特别值得提出的是:这时八路军已在武汉设立了办事处,《新华日报》也在这里创刊了。周恩来同志和董必武同志当时也在武汉,音乐界的很多有名望的同志也逐渐集中到了武汉,使武汉的歌咏活动得到了蓬勃发展……终于在1938年1月17日在汉口成立了全国歌咏协会。协会的14位筹备委员中有冼星海、盛家伦、刘雪庵、赵启海等。该协会的组成,对抗日救亡歌咏运动的不断发展起着积极的促进作用。

周总理的鼓舞和鞭策

1939年10月,赵启海随政治部第三厅所属的电影流动放映队,到西北各省军队进行抗日宣传教育。中制厂还沿途拍摄大型纪录影片《民族万岁》的部分资料。当他们从兰州到达青海省西宁时,与在当地民间采风多年的音乐家王洛宾相遇。当王洛宾见到曾与冼星海共同创作《到敌人后方去》、与张曙合创《丈夫去当兵》等抗战歌曲的赵启海时,非常激动。两个音乐家和电影导演郑君里在骡马客店的大炕上促膝交谈,竟聊至深夜。王洛宾与赵启海满怀激情地交流彼此民歌采风和创作歌曲的收获,边谈边唱,激动不已,郑君里急忙请启海速记曲谱,以便带回重庆编入纪录片里。此后,赵启海把王洛宾整理的那些优美动听的《在那遥远的地方》《达坂城的姑娘》《半个月亮爬上来》等西北民歌唱到重庆,随之又带到祖国各地,并传唱到了海外。当时他在重庆领导着几个歌咏团,还创办了重庆合唱团,1940年底该团第一次演出《黄河大合唱》时,其中“河边对口曲”一段就是赵启海和赵定葆演唱的,演出受到观众的热烈欢迎,引起很大轰动。

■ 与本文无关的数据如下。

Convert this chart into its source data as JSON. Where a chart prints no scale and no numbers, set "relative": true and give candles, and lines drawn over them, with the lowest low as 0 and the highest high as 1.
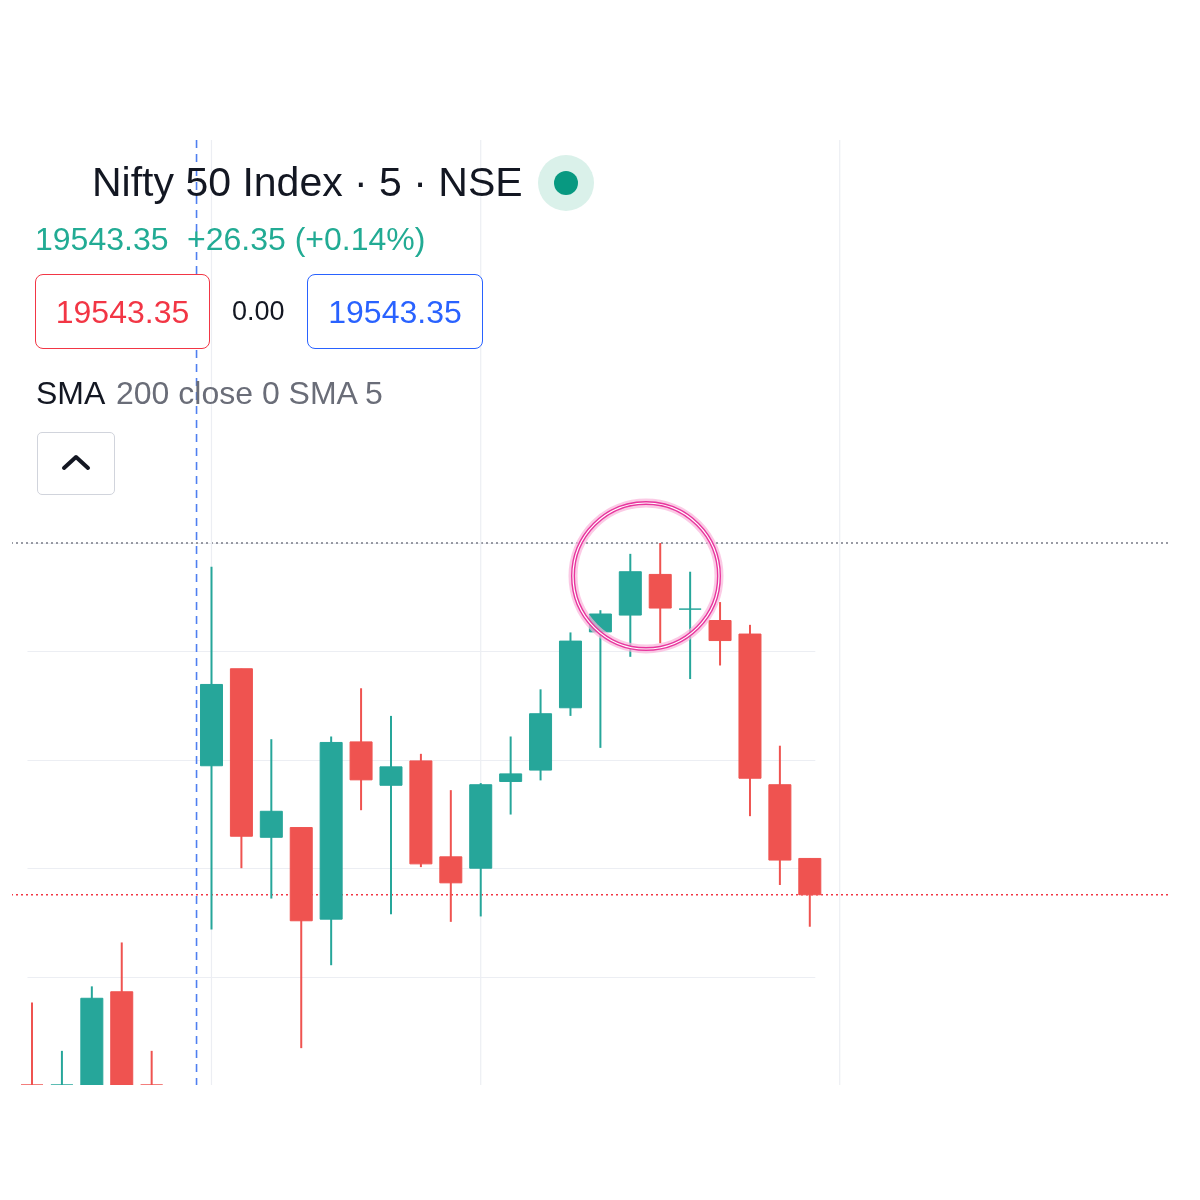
{
  "chart_data": {
    "type": "candlestick",
    "title": "Nifty 50 Index · 5 · NSE",
    "annotations": [
      "19543.35",
      "+26.35 (+0.14%)",
      "19543.35",
      "0.00",
      "19543.35",
      "SMA",
      "200 close 0 SMA 5"
    ],
    "categories": [
      null,
      null,
      null,
      null,
      null,
      null,
      null,
      null,
      null,
      null,
      null,
      null,
      null,
      null,
      null,
      null,
      null,
      null,
      null,
      null,
      null,
      null,
      null,
      null,
      null,
      null,
      null
    ],
    "ohlc": [
      [
        0,
        0.152,
        0,
        0
      ],
      [
        0,
        0.063,
        0,
        0
      ],
      [
        0,
        0.182,
        0,
        0.16
      ],
      [
        0.172,
        0.263,
        0,
        0
      ],
      [
        0,
        0.063,
        0,
        0
      ],
      null,
      [
        0.589,
        0.956,
        0.287,
        0.739
      ],
      [
        0.768,
        0.768,
        0.4,
        0.459
      ],
      [
        0.457,
        0.638,
        0.344,
        0.505
      ],
      [
        0.475,
        0.475,
        0.068,
        0.303
      ],
      [
        0.306,
        0.643,
        0.221,
        0.632
      ],
      [
        0.633,
        0.732,
        0.507,
        0.563
      ],
      [
        0.553,
        0.681,
        0.315,
        0.587
      ],
      [
        0.598,
        0.611,
        0.402,
        0.408
      ],
      [
        0.421,
        0.544,
        0.301,
        0.373
      ],
      [
        0.4,
        0.557,
        0.311,
        0.554
      ],
      [
        0.56,
        0.643,
        0.499,
        0.574
      ],
      [
        0.581,
        0.73,
        0.562,
        0.685
      ],
      [
        0.696,
        0.835,
        0.681,
        0.819
      ],
      [
        0.836,
        0.876,
        0.622,
        0.869
      ],
      [
        0.867,
        0.98,
        0.79,
        0.947
      ],
      [
        0.942,
        1.0,
        0.815,
        0.88
      ],
      [
        0.878,
        0.947,
        0.749,
        0.878
      ],
      [
        0.857,
        0.891,
        0.774,
        0.82
      ],
      [
        0.832,
        0.849,
        0.496,
        0.566
      ],
      [
        0.554,
        0.626,
        0.369,
        0.415
      ],
      [
        0.418,
        0.418,
        0.292,
        0.351
      ]
    ],
    "colors": [
      "#ef5350",
      "#26a69a",
      "#26a69a",
      "#ef5350",
      "#ef5350",
      null,
      "#26a69a",
      "#ef5350",
      "#26a69a",
      "#ef5350",
      "#26a69a",
      "#ef5350",
      "#26a69a",
      "#ef5350",
      "#ef5350",
      "#26a69a",
      "#26a69a",
      "#26a69a",
      "#26a69a",
      "#26a69a",
      "#26a69a",
      "#ef5350",
      "#26a69a",
      "#ef5350",
      "#ef5350",
      "#ef5350",
      "#ef5350"
    ],
    "relative": true,
    "ref_lines": [
      {
        "axis": "y",
        "value": 1,
        "color": "#787b86",
        "line_style": "dotted"
      },
      {
        "axis": "y",
        "value": 0.351,
        "color": "#f23645",
        "line_style": "dotted"
      }
    ],
    "grid": true
  }
}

在重庆期间,周恩来同志对启海的抗日宣传工作情况十分关心,曾在曾家岩50号与他长谈,使他受到极大的鼓舞和鞭策,令他终生难忘,也更加坚定了他投入抗日救亡宣传活动的决心。事隔几十年后,我们才得知,重庆的抗日宣传歌咏活动是在周总理的亲切关怀下,由我党直接领导的,而赵启海当时已由一名爱国青年学生成长为坚定的革命战士。1940年秋,他考入重庆青木关国立音乐学院声乐系,主攻声乐,辅以作曲。1942年转学到成都,又进入华西坝金陵大学文学院经济系学习,但他为了继续搞声乐,同时还从师蔡绍序继续学习音乐。

20世纪40年代初,赵启海是我在成都华西坝金陵大学的同窗学长,与他的交往使我受益匪浅。抗日战争胜利后,国民党反动派公然撕毁重庆国共谈判协议,再次挑起内战,全国各地爆发了反内战示威的大游行,金陵大学等院校的同学都踊跃加入示威行列,我们又一起投入火热的革命斗争中。60多年前艰难岁月的亲身经历现在还如同电影一样一幅幅地展现在眼前,尤其是当年启海激昂高唱抗战歌曲的情景仍历历在目。

海外赤子难忘抗战歌

1946年,赵启海从金陵大学获得学士学位后,时逢教育部举办留学美国自费生考试,他以优异的成绩被录取。1947年秋,进入美国密歇根大学经济研究院攻读经济学硕士学位。获得硕士学位后,就一直漂泊海外。从1960年至1988年他先后在美国多所学院任经济学教授。1949年新中国成立后,他异常兴奋,立志学成归国报效祖国。从1955年开始他曾几次计划回国定居,但都因种种原因而未能实现。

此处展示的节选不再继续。